Si tout le monde s’est accordé à reconnaître le génie d’Albert Einstein, de sa théorie de la relativité restreinte (1905) et celle de la gravitation, dite de la relativité générale (1915), rares étaient ceux qui en comprenaient les principes. Parmi ces exceptions figurait Georges Lemaître qui non content d’assimiler les découvertes de ses illustres prédécesseurs, en contestait certains aspects et en dégageait une nouvelle théorie concernant l’univers (1927, 1931) que des observations américaines confirmeront beaucoup plus tard (1992).

Originaire du pays de Charleroi, le jeune Lemaître a entrepris des études d’ingénieur à Louvain que la Grande Guerre a interrompues. Engagé volontaire, il participe à la bataille de l’Yser et termine la guerre avec le grade d’adjudant. En 1920, il achève ses études à l’Université catholique de Louvain, comme docteur en sciences physiques et mathématiques. Formé dans la brillante école de mathématique de Louvain, auprès de Charles de la Vallée-Poussin (analyse) et d’Ernest Pasquier (mécanique et cosmologie), il se familiarise très tôt avec les idées d’Einstein.

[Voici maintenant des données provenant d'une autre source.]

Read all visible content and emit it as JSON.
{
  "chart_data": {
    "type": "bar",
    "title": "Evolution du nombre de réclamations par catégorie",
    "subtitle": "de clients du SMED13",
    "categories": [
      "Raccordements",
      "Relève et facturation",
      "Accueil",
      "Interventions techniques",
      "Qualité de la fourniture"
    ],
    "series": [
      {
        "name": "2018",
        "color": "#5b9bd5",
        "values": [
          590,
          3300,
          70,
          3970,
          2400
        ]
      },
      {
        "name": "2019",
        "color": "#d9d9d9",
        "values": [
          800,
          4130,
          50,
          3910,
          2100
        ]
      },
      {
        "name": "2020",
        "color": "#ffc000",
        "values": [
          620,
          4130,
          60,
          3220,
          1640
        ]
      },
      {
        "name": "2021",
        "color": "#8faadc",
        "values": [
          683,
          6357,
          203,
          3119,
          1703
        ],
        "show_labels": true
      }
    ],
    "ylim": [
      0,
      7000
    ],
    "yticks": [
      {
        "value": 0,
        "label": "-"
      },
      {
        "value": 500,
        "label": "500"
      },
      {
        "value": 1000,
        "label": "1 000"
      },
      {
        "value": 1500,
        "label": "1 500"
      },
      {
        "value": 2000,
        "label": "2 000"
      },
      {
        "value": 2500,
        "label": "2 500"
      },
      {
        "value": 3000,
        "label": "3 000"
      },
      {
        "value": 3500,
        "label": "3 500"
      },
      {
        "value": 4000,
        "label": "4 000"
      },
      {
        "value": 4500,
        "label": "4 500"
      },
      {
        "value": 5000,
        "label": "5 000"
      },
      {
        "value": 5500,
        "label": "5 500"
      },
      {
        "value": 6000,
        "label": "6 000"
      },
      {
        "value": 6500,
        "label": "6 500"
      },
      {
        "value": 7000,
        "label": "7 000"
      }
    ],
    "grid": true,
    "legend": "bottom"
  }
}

Une étude sur La Physique d’Einstein lui vaut d’ailleurs une bourse de voyage et il est admis comme étudiant-chercheur à l’Université de Cambridge (1923). Capable d’appréhender les concepts nouveaux de son époque, Georges Lemaître s’initie aux théories stellaires modernes avec l’astronome anglais Eddington, avant de passer une année au Harvard College Observatory de Cambridge et de défendre sa thèse de doctorat au Massachusetts Institute of Technology (1926). Aidé par les découvertes de l’astronome américain Edwin Hubble (galaxies extérieures à la nôtre) et en conciliant la théorie d’Einstein avec lequel il est en désaccord (un univers stable et homogène, fini dans sa masse et son volume mais sans limite) et celle de De Sitter (un univers croissant en volume dans l’espace et le temps, donc en expansion, mais instable), Lemaître contribue à asseoir la théorie de l’univers en expansion (1927) et émet sa théorie de l’atome primitif, début temporel de l’univers (1931). Déjà, il pose l’hypothèse que le rayonnement cosmique porte la trace des événements initiaux, en d’autres termes qu’il existe un écho de la naissance du monde. Popularisée plus tard sous le nom de théorie du Big Bang (bien que l’expression soit initialement utilisée par ironie - 1949), cette thèse, éminemment révolutionnaire, nécessitera plusieurs années avant de s’imposer. En effet, Lemaître identifie l’univers à un atome gigantesque dont l’explosion, à une époque donnée, expliquerait la structure actuelle du cosmos. L’explosion aurait provoqué l’émission de protons, neutrons, électrons et photons à une température énorme. En 1992, les observations américaines confirmeront et compléteront l’hypothèse du Big Bang.

La théorie de l’univers en expansion et le traitement mathématique magistral qu’il en fit placent Georges Lemaître parmi les grands noms du monde scientifique de son époque. Et ses nombreux voyages lui permettent de confronter ses idées avec ses prestigieux collègues. Aux États-Unis, il voit naître les « machines à calcul » et il se passionne pour ces outils dont il maîtrise rapidement les fonctions. Après la Seconde Guerre mondiale, alors qu’il s’intéresse à la formation des nébuleuses, il devient l’un des pionniers des machines à calculer sur le vieux continent. Dans les années ’50, il introduit la première machine électronique à Louvain. Il s’intéresse à la programmation en langage machine, et suit de très près cette évolution. Passionné de mathématiques, il a contribué par une série de travaux tant à la théorie des intégrales elliptiques, qu’à la mécanique théorique, à l’analyse numérique et au calcul élémentaire.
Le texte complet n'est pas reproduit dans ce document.